スケットンは不可解そうに空洞の目を細めた。
「急に何だよ」
「いえ、何となく聞いてみたくなって」
ナナシの言葉に、スケットンは少しだけ沈黙した後、口を開く。
「『当然』だ。望んだものが当たり前にそこにあると、信じて全てを他者に委ねる事さ」
そう言った後、スケットンはナナシに聞き返す。
「……で? 俺に聞くだけ聞いて、お前は言わねぇってのは筋じゃねぇよなぁ?」
「そうですねぇ」
「なら、お前にとっての弱さってのは何だ?」
スケットンが尋ねると、ナナシもまた少し考えてから答える。
「『後悔』です。出来たはずの事を出来ず、ただ出来なかったと嘆く事」
後悔。
そう聞いた時、スケットンの頭に、洞窟で目覚めた時の事が浮かんだ。
あの時スケットンが感じたそれは。
それは。
「そうかよ」
ナナシはスケットンの事を指したわけではない。だがナナシの言った言葉に、ないはずのない心臓がじり、と痛んだ。
スケットンの顔から表情が消える。
ナナシはそれに気づかずに、頭をかいて笑う。
「まぁしてたかもしれないですけどね、後悔。

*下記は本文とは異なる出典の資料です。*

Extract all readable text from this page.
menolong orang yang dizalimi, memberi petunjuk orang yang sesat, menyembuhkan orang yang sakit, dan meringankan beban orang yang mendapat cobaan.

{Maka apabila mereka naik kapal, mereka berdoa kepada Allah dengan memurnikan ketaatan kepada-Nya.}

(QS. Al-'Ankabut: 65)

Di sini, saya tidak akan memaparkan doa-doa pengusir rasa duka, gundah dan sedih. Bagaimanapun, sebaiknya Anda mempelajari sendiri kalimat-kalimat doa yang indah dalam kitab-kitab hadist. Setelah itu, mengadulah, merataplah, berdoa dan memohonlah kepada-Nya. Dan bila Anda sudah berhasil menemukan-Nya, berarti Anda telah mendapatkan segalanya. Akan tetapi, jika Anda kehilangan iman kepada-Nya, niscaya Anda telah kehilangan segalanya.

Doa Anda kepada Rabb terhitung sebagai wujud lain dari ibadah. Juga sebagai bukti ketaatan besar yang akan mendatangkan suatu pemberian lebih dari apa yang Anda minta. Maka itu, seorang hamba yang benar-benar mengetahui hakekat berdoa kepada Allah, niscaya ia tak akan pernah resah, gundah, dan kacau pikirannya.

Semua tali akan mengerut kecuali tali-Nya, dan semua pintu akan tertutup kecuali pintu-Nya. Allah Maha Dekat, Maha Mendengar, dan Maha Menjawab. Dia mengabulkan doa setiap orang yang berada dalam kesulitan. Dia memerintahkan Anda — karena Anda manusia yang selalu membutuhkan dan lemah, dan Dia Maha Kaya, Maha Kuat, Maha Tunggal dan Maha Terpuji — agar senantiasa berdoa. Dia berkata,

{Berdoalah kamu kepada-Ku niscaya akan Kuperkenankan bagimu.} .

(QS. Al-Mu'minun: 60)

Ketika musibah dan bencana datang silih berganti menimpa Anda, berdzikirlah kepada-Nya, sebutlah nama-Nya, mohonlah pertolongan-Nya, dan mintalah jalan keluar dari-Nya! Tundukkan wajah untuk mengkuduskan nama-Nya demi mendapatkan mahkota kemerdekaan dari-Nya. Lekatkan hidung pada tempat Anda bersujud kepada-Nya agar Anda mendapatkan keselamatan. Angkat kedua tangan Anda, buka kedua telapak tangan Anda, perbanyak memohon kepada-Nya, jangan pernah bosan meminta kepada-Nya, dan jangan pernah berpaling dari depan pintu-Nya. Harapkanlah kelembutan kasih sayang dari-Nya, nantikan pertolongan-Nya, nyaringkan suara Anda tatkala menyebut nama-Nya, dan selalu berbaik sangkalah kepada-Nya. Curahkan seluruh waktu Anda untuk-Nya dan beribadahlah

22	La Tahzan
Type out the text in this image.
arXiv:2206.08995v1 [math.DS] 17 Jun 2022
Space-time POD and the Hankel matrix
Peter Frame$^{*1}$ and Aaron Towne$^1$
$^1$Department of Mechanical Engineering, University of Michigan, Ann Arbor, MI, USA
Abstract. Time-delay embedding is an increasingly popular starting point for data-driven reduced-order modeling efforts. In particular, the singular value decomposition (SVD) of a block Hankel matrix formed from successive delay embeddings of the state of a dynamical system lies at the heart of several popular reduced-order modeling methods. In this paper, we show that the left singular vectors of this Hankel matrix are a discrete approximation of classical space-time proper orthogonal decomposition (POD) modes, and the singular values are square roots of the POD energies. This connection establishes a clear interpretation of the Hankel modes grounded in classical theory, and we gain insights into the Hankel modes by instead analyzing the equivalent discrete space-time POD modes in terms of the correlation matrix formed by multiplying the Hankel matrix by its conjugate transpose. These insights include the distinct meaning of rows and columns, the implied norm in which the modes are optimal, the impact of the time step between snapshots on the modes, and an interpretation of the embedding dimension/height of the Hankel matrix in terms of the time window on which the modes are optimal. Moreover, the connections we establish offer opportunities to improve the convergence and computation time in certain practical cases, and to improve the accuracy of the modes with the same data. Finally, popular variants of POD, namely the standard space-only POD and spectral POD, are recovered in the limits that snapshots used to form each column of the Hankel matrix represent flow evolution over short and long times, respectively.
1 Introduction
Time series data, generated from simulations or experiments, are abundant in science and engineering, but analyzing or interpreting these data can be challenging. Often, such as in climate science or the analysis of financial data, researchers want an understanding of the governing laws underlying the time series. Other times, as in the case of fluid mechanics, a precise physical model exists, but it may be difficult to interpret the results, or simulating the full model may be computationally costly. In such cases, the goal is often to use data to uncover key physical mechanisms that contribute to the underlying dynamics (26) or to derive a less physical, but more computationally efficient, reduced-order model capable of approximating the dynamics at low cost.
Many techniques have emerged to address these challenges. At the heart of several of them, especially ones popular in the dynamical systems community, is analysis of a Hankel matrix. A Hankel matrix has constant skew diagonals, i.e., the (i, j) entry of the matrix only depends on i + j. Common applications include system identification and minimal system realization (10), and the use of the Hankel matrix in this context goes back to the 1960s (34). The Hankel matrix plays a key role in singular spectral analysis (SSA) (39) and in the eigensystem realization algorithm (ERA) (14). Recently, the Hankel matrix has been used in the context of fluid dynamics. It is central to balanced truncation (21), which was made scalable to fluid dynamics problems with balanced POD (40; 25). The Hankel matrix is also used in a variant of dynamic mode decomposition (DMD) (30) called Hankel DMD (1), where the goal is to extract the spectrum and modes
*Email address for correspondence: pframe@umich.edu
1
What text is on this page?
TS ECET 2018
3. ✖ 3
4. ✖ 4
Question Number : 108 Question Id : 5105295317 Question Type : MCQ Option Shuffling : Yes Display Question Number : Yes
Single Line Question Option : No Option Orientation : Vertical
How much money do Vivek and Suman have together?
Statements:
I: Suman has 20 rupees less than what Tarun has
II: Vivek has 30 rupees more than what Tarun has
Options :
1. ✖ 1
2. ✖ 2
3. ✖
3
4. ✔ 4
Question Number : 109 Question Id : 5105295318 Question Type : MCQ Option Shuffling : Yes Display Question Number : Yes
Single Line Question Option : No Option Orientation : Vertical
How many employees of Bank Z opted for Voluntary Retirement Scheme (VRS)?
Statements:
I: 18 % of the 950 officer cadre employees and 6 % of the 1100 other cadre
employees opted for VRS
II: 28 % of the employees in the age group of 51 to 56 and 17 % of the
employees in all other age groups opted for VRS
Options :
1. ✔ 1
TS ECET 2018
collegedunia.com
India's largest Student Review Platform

記憶がないのは実に不便です」
「忘れていた方が幸せなことだってあるだうよ」
スケットンは淡々と返すと立ち上がった。
言葉の端から伝わってくる、ピリッとした不機嫌そうな空気に、ナナシは目を丸くする。
「スケットンさん?」
「そろそろ十分休めただろ。行くぞ」
「え? あ、ちょっと! 待って下さいよ!」
そう言って歩き出したスケットンを見て、ナナシは慌てて泉の底からブチスラを引っ張り上げる。
そしてパタパタと駆け足でスケットンを追いかけた。